To perform a joint analysis of multivariate neuroimaging phenotypes and candidate genetic markers obtained from longitudinal studies, we develop a Bayesian longitudinal low-rank regression (L2R2) ...model. The L2R2 model integrates three key methodologies: a low-rank matrix for approximating the high-dimensional regression coefficient matrices corresponding to the genetic main effects and their interactions with time, penalized splines for characterizing the overall time effect, and a sparse factor analysis model coupled with random effects for capturing within-subject spatio-temporal correlations of longitudinal phenotypes. Posterior computation proceeds via an efficient Markov chain Monte Carlo algorithm. Simulations show that the L2R2 model outperforms several other competing methods. We apply the L2R2 model to investigate the effect of single nucleotide polymorphisms (SNPs) on the top 10 and top 40 previously reported Alzheimer disease-associated genes. We also identify associations between the interactions of these SNPs with patient age and the tissue volumes of 93 regions of interest from patients’ brain images obtained from the Alzheimer's Disease Neuroimaging Initiative.

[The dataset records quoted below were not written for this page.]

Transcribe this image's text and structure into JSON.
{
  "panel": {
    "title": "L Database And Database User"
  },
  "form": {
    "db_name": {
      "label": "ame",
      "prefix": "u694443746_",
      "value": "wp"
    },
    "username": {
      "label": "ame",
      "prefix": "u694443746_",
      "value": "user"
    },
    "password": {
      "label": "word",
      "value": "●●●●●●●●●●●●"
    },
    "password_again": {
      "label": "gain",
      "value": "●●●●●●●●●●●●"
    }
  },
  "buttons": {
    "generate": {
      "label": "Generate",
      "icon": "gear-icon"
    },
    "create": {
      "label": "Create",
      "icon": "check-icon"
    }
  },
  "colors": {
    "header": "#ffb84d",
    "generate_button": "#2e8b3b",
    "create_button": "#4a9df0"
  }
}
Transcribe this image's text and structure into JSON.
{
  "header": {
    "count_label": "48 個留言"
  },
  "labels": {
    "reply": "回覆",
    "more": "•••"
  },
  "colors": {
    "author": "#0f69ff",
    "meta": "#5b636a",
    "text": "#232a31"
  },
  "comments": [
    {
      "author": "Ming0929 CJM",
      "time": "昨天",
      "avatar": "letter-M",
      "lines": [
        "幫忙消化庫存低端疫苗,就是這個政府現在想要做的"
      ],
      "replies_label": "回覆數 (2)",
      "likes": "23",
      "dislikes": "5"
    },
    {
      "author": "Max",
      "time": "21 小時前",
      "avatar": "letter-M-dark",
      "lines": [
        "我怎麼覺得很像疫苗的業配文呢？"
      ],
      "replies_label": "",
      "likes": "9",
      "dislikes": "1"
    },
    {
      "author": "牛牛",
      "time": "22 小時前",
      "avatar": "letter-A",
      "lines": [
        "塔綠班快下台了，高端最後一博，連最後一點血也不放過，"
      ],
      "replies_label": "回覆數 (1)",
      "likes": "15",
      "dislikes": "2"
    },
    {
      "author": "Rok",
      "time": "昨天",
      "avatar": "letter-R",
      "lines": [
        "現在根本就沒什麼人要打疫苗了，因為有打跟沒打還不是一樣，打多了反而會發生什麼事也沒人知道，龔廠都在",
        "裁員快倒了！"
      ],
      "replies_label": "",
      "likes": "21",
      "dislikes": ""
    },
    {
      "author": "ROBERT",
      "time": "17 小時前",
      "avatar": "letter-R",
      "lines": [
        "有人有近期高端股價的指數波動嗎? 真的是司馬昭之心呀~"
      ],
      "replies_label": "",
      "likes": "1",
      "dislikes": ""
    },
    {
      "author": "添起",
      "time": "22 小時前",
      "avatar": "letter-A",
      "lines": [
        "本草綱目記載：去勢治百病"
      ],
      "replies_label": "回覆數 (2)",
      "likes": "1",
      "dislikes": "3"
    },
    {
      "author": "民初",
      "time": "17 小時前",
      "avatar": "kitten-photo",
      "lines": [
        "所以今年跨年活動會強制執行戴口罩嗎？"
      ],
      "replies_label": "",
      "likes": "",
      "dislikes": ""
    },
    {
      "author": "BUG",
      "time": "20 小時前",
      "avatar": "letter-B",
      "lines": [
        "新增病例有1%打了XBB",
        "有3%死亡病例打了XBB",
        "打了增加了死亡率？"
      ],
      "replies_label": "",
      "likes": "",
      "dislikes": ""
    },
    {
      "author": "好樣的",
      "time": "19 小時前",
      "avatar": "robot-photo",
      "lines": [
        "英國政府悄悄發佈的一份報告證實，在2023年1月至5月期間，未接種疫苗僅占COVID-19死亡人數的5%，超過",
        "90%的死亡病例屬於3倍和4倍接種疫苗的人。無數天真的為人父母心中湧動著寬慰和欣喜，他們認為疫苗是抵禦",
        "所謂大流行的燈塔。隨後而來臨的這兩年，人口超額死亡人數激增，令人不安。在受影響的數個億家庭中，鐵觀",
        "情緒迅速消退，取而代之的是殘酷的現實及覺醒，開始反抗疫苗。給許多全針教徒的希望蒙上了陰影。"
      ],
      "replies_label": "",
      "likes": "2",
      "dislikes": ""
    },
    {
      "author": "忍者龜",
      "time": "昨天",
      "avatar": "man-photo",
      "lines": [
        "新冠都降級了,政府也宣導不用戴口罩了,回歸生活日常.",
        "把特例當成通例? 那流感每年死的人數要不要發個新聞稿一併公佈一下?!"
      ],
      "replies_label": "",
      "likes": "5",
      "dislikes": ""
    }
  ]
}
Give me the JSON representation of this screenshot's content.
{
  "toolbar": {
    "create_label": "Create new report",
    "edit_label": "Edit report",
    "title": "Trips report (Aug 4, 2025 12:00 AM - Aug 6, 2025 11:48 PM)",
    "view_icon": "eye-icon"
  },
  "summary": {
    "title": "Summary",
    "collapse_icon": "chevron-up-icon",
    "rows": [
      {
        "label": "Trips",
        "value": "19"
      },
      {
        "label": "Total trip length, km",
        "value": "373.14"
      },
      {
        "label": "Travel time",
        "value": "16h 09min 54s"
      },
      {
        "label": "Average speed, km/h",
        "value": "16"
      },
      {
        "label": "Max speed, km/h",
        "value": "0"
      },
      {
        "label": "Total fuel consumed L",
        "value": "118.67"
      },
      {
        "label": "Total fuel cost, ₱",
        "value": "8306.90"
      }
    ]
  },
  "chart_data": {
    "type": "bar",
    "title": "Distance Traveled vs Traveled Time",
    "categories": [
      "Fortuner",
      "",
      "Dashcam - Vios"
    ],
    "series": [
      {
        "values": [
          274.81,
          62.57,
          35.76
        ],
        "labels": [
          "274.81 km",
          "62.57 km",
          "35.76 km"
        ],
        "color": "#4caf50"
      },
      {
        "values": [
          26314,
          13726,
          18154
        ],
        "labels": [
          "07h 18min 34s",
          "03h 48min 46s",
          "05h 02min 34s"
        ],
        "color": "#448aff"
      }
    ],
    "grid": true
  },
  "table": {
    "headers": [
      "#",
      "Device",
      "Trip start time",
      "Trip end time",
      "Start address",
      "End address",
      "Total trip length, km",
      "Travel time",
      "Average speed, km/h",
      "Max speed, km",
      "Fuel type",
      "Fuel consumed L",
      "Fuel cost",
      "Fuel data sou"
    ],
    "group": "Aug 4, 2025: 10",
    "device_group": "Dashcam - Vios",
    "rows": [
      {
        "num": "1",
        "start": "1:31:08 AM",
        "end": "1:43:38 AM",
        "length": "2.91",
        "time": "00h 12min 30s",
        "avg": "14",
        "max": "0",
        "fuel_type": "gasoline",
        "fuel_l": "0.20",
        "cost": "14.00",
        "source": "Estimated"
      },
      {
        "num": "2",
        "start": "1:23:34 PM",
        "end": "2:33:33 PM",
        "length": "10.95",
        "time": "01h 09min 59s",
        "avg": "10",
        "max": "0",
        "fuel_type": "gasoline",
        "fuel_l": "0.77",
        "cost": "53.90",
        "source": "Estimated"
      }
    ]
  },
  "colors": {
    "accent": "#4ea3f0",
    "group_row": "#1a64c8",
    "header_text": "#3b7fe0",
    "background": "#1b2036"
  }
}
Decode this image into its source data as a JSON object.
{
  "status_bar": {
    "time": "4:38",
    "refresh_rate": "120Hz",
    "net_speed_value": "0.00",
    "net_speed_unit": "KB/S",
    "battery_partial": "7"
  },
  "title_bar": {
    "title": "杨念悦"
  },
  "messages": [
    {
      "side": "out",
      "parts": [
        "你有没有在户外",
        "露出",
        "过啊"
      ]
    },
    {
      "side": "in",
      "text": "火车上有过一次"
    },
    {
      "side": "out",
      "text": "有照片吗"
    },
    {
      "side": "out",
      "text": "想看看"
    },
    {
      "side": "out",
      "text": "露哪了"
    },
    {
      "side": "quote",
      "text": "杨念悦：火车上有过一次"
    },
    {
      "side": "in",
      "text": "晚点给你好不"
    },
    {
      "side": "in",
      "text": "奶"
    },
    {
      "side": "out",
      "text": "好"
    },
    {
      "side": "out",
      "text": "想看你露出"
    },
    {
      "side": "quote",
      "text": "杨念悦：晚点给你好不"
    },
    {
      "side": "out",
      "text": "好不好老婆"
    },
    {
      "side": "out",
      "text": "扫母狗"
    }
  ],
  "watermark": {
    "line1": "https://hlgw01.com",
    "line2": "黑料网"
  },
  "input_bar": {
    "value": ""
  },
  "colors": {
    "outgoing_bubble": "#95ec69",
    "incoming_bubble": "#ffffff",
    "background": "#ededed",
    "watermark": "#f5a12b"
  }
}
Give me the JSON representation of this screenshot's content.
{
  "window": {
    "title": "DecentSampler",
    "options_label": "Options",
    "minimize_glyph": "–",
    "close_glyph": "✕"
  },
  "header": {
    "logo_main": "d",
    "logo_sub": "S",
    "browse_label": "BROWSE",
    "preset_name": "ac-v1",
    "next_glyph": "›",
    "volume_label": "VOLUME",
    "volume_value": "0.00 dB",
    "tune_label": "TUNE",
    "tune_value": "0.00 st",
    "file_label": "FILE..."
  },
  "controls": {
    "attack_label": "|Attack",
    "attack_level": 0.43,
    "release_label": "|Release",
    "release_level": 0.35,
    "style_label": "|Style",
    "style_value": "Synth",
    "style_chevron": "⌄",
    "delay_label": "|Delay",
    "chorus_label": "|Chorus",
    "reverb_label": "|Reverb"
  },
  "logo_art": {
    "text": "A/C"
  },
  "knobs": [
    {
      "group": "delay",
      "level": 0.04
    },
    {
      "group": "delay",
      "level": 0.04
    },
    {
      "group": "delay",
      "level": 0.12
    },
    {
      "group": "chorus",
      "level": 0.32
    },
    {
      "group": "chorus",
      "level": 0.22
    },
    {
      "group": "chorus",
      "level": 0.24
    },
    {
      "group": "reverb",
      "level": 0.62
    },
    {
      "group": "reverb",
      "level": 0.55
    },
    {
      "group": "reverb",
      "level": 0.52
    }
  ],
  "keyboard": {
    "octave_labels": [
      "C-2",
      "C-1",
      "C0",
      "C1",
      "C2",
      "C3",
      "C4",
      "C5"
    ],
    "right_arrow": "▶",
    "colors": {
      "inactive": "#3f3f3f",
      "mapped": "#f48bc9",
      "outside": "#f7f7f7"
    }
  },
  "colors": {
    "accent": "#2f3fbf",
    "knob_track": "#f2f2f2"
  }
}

•The proposed method L2R2 jointly analyzes high-dimensional longitudinal neuroimaging responses and genetic covariates.•Modeling longitudinal SNP effects on ROI trajectories through SNP-age interactions.•L2R2 identify more longitudinal genetic effects on ROI trajectories for data from the Alzheimer's Disease Neuroimaging Initiative than the competing approaches.•Low-rank decomposition utilizes the variable structures to efficiently reduce the number of parameters for more powerful association analysis.•Modeling spatial–temporal correlations of longitudinal neuroimaging variables to increase detection power.